Jesus tested religious tradition, showing preference for loving-kindness, and in so doing fanned the flame of His enemies’ hatred into murderous rage (vs. 1-6).   He withdrew from the crowds who pressed in merely for their physical healing (vs. 7-10).  He silenced spirits who threatened to prematurely reveal His divine nature (vs. 11-12).  He chose His elect, even the betrayer (vs. 13-19).  He was inconvenienced, deprived, and accused of lunacy even by his own family (vs. 20-21).  He taught of spiritual forces and of division, and turned the spiritual kingdom parable into a sentence for the condemned and a lesson for the disciples.

28 ‘I tell you the truth, all the sins and blasphemies of men will be forgiven them. 29 But whoever blasphemes against the Holy Spirit will never be forgiven; he is guilty of an eternal sin.’

30 He said this because they were saying, ‘He has an evil spirit.’”

This is the only unpardonable sin according to Scripture, so it bears marking, especially since mankind is often quick to denounce as evil anything difficult to understand or explain.  Christ’s message, however, was never about separation but of relationship, and He established that again when His family tried to press in to extricate Him from the crowd.

34 Then he looked at those seated in a circle around him and said, ‘Here are my mother and my brothers! 35 Whoever does God’s will is my brother and sister and mother.’”

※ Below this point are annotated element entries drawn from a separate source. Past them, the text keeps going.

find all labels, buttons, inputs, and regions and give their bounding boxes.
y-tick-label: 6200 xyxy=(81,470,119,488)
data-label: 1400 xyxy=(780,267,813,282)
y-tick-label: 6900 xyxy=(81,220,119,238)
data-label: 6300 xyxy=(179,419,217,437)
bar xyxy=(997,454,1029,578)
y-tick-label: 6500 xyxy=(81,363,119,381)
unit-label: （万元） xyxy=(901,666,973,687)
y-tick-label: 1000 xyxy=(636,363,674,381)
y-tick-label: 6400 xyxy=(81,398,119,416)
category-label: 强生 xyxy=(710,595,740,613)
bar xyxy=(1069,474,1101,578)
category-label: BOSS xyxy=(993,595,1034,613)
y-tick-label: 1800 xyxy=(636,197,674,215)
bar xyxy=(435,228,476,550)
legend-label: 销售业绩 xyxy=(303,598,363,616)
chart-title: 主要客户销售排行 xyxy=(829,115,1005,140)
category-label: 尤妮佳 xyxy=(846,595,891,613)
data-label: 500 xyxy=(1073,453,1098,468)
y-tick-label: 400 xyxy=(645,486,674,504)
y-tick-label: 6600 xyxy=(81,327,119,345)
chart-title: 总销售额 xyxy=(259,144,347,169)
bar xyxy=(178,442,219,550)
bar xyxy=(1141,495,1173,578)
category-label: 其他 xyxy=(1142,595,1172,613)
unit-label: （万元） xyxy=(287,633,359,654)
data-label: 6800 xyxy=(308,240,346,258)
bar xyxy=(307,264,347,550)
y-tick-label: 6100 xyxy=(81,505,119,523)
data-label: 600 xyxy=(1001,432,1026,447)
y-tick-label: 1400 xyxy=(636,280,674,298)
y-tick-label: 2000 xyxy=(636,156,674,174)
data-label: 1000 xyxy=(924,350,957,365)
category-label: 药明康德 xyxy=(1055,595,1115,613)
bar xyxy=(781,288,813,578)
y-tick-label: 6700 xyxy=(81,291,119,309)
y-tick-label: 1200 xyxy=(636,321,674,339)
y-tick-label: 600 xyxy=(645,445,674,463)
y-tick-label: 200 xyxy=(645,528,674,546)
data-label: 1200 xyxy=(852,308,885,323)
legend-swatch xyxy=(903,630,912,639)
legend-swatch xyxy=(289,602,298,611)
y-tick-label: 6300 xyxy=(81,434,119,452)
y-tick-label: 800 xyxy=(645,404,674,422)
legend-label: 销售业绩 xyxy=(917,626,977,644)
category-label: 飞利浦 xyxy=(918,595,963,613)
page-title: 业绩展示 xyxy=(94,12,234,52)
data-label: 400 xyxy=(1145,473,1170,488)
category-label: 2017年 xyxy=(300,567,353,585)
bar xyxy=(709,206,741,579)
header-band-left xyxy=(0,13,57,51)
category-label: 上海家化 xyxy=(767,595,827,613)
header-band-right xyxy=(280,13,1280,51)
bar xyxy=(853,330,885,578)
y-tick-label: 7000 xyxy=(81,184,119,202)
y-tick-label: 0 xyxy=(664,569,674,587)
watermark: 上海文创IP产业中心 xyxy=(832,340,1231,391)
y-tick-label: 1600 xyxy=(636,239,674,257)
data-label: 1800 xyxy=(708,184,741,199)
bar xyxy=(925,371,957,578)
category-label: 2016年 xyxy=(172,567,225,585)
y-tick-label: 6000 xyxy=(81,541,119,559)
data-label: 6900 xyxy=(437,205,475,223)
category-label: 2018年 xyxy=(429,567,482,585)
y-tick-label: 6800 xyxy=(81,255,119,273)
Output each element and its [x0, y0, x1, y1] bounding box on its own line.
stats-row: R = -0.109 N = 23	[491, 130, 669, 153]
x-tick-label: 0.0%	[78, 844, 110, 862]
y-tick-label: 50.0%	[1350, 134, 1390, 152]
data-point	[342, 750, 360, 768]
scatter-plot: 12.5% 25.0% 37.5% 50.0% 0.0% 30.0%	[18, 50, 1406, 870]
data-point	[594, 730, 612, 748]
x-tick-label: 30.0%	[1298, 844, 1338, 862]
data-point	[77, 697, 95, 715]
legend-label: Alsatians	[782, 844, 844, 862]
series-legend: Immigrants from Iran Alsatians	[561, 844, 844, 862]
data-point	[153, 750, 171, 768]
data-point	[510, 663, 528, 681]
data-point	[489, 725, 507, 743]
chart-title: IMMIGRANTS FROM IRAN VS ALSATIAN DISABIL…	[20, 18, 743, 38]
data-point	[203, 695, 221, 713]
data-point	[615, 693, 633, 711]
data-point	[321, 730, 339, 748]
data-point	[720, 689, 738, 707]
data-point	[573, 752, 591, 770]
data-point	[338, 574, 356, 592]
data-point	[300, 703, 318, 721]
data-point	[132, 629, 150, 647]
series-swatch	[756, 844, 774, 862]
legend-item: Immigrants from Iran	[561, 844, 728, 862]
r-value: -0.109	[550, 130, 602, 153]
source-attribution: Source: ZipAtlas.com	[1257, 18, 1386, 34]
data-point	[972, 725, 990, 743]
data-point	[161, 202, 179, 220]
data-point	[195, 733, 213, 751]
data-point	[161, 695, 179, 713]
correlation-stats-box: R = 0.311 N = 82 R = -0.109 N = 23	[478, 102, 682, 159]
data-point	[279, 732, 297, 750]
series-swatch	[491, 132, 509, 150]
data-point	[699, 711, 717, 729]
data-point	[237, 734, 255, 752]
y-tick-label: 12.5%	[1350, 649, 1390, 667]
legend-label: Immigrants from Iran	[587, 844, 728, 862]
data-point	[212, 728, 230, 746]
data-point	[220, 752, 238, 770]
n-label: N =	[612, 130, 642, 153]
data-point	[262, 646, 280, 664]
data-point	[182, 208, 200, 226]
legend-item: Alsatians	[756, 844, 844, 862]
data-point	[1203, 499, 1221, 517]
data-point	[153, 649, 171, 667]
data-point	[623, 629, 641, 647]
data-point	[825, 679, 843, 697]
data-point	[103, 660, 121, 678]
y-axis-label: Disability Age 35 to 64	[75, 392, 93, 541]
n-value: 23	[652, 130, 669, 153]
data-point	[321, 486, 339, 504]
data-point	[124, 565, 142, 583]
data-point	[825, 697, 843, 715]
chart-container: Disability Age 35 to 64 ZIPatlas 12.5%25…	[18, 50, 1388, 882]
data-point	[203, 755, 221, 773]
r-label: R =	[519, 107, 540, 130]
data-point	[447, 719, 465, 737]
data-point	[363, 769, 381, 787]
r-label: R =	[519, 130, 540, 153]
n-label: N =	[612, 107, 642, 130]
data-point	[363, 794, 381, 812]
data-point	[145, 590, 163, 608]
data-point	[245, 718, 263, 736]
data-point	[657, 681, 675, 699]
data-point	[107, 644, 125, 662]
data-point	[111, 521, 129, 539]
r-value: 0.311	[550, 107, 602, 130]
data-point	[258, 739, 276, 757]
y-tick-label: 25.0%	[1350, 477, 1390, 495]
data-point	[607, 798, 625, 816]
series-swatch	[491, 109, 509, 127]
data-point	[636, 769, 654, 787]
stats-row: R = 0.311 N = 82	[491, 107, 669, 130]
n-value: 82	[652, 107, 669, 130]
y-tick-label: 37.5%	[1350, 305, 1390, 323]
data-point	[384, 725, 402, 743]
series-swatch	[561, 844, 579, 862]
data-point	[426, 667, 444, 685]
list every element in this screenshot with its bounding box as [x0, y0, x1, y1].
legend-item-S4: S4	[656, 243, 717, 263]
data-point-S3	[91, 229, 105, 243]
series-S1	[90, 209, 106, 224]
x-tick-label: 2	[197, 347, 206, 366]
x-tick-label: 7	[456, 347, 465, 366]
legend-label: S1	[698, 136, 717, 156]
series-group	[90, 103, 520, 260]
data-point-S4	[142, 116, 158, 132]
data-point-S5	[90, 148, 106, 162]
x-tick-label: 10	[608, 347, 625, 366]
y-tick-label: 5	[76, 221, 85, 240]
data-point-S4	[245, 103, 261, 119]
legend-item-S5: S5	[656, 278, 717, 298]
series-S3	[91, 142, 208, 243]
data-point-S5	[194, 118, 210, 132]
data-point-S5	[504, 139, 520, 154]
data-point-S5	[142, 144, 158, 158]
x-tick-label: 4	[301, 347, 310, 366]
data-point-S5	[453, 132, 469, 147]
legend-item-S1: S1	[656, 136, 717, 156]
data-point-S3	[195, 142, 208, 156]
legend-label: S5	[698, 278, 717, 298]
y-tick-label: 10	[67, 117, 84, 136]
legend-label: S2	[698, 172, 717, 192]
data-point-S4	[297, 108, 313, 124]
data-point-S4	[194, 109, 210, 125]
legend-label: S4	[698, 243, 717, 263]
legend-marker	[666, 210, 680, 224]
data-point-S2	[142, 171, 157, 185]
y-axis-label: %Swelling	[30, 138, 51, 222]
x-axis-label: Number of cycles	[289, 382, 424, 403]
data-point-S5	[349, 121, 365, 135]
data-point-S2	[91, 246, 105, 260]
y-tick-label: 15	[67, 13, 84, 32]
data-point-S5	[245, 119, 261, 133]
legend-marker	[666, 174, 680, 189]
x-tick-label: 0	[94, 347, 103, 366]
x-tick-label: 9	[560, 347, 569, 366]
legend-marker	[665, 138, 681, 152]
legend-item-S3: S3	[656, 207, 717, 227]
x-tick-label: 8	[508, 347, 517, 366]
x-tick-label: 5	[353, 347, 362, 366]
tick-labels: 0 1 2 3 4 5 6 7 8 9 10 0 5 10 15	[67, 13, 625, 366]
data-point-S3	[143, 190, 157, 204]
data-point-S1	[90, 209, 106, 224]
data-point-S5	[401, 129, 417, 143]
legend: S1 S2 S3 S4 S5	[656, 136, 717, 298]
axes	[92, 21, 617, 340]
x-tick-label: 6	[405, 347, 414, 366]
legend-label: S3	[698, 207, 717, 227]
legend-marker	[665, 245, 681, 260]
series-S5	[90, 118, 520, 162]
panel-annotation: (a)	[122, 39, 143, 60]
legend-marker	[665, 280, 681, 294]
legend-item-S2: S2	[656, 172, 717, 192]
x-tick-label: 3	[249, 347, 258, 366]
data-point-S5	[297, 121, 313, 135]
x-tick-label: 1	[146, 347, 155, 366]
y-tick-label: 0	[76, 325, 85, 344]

I choose relationship!  I choose fraternity with Emmanuel and obedience to God.  Father, help me today to live in Your will, in the name of the blessed Brother Jesus, and by the power of Your Holy Spirit which binds me to You.

 

 

 

 

 

 

 

From the “Big Book” of Alcoholics Anonymous, page 28:

“If what we have learned and felt and seen means anything at all, it means that all of us, whatever our race, creed, or color are the children of a living Creator with whom we may form a relationship upon simple and understandable terms as soon as we are willing and honest enough to try.”

 

 

 

 

 

Footnotes:

*Abstinence began for me on May 11th, 2010.

For the sake of accountability, the details of my eating are posted in my online food log.